Papyrus Raft

Papyrus Rafts are the indirect witnesses (they were still manufactured fifty years ago) of the first vessels of the Nile, back in Neolithic times. They indeed existed in forms still advanced in 3000 BC. The Papyrus was of course the most common herbaceous found on the delta wetlands: It was available in large quantities, possessed a moderate buoyancy, good flexibility, and could give come in many braided forms. Typical raft had a raised bunch, held at both ends by a rope, The same one found on the first soft wooden boats.

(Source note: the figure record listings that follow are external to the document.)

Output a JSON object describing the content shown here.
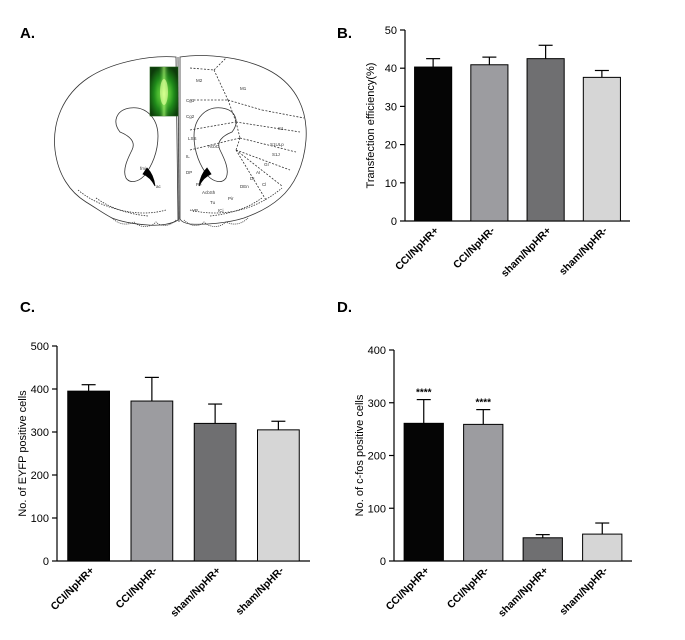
{
  "panel_a": {
    "letter": "A.",
    "region_labels": [
      "M2",
      "M1",
      "Cg1",
      "S1",
      "Cg2",
      "S1J",
      "IL",
      "DP",
      "AI",
      "GI",
      "DI",
      "S1ULp",
      "DEn",
      "Pir",
      "VP",
      "AcbSh",
      "AcbC",
      "LSS",
      "Tu",
      "Pe",
      "ICj",
      "fmi",
      "ac",
      "Cl"
    ]
  },
  "chart_data": [
    {
      "panel": "B.",
      "type": "bar",
      "categories": [
        "CCI/NpHR+",
        "CCI/NpHR-",
        "sham/NpHR+",
        "sham/NpHR-"
      ],
      "values": [
        40.3,
        40.9,
        42.5,
        37.6
      ],
      "errors": [
        2.2,
        2.0,
        3.5,
        1.8
      ],
      "significance": [
        "",
        "",
        "",
        ""
      ],
      "bar_colors": [
        "#050505",
        "#9c9ca0",
        "#6f6f71",
        "#d6d6d6"
      ],
      "ylabel": "Transfection efficiency(%)",
      "xlabel": "",
      "ylim": [
        0,
        50
      ],
      "yticks": [
        "0",
        "10",
        "20",
        "30",
        "40",
        "50"
      ]
    },
    {
      "panel": "C.",
      "type": "bar",
      "categories": [
        "CCI/NpHR+",
        "CCI/NpHR-",
        "sham/NpHR+",
        "sham/NpHR-"
      ],
      "values": [
        395,
        372,
        320,
        305
      ],
      "errors": [
        15,
        55,
        45,
        20
      ],
      "significance": [
        "",
        "",
        "",
        ""
      ],
      "bar_colors": [
        "#050505",
        "#9c9ca0",
        "#6f6f71",
        "#d6d6d6"
      ],
      "ylabel": "No. of EYFP positive cells",
      "xlabel": "",
      "ylim": [
        0,
        500
      ],
      "yticks": [
        "0",
        "100",
        "200",
        "300",
        "400",
        "500"
      ]
    },
    {
      "panel": "D.",
      "type": "bar",
      "categories": [
        "CCI/NpHR+",
        "CCI/NpHR-",
        "sham/NpHR+",
        "sham/NpHR-"
      ],
      "values": [
        261,
        259,
        44,
        51
      ],
      "errors": [
        45,
        28,
        6,
        21
      ],
      "significance": [
        "****",
        "****",
        "",
        ""
      ],
      "bar_colors": [
        "#050505",
        "#9c9ca0",
        "#6f6f71",
        "#d6d6d6"
      ],
      "ylabel": "No. of c-fos positive cells",
      "xlabel": "",
      "ylim": [
        0,
        400
      ],
      "yticks": [
        "0",
        "100",
        "200",
        "300",
        "400"
      ]
    }
  ]
}
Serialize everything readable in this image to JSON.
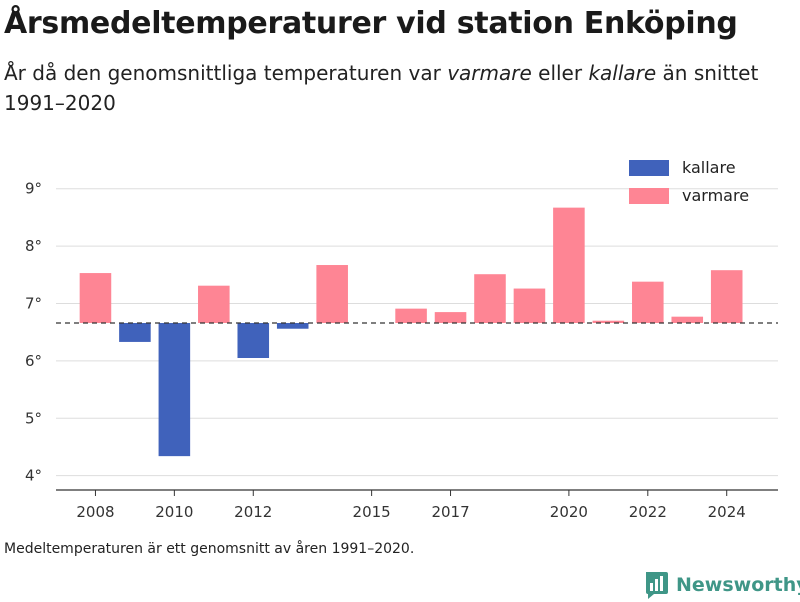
{
  "header": {
    "title": "Årsmedeltemperaturer vid station Enköping",
    "subtitle_part1": "År då den genomsnittliga temperaturen var ",
    "subtitle_em1": "varmare",
    "subtitle_part2": " eller ",
    "subtitle_em2": "kallare",
    "subtitle_part3": " än snittet 1991–2020"
  },
  "footer": {
    "note": "Medeltemperaturen är ett genomsnitt av åren 1991–2020.",
    "brand": "Newsworthy"
  },
  "colors": {
    "kallare": "#4062bb",
    "varmare": "#fe8594",
    "baseline": "#333333",
    "grid": "#dddddd",
    "brand": "#3f9687"
  },
  "chart_data": {
    "type": "bar",
    "baseline": 6.66,
    "ylim": [
      3.75,
      9.5
    ],
    "yticks": [
      4,
      5,
      6,
      7,
      8,
      9
    ],
    "ytick_labels": [
      "4°",
      "5°",
      "6°",
      "7°",
      "8°",
      "9°"
    ],
    "xlim": [
      2007,
      2025.3
    ],
    "xticks": [
      2008,
      2010,
      2012,
      2015,
      2017,
      2020,
      2022,
      2024
    ],
    "xtick_labels": [
      "2008",
      "2010",
      "2012",
      "2015",
      "2017",
      "2020",
      "2022",
      "2024"
    ],
    "grid": true,
    "legend_position": "top-right",
    "legend": [
      {
        "key": "kallare",
        "label": "kallare"
      },
      {
        "key": "varmare",
        "label": "varmare"
      }
    ],
    "x": [
      2008,
      2009,
      2010,
      2011,
      2012,
      2013,
      2014,
      2016,
      2017,
      2018,
      2019,
      2020,
      2021,
      2022,
      2023,
      2024
    ],
    "values": [
      7.53,
      6.33,
      4.34,
      7.31,
      6.05,
      6.56,
      7.67,
      6.91,
      6.85,
      7.51,
      7.26,
      8.67,
      6.7,
      7.38,
      6.77,
      7.58
    ]
  }
}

The Cibora - the Chub of Papyrus - gradually passed in the shape of a basket or a basket, perhaps in 6000-7000 BC (Nile Neolithic peoples), to that, lying in a "shell". The latter was full, in fact, and came with some accessories for properly seawards, like a maneuver bench, a portico for a paddle used as a drift, and a bipod mast on which was mounted a sail (4000-3500 BC, before the founding of the two Kingdoms).

Thor Eyerdhal experimented with the Ra-I in the 1960s but proved that it was absolutely essential to raise the stern as much as possible to prevent water from impregnating papyrus too much. It is only on this condition that a large ship (made of boots thicker than in the center, constituting the shell) could sail in the Mediterranean, on the great rivers, even in the Indian Ocean, which Ra II inspired Aztec ships demonstrated superbly, as did the Tigris (Mesopotamia). Despite their qualities, Papyrus boats had reduced buoyancy for a certain size, and a length limited to 10 meters at most. It was therefore logical that they should give way at some point to wooden vessels.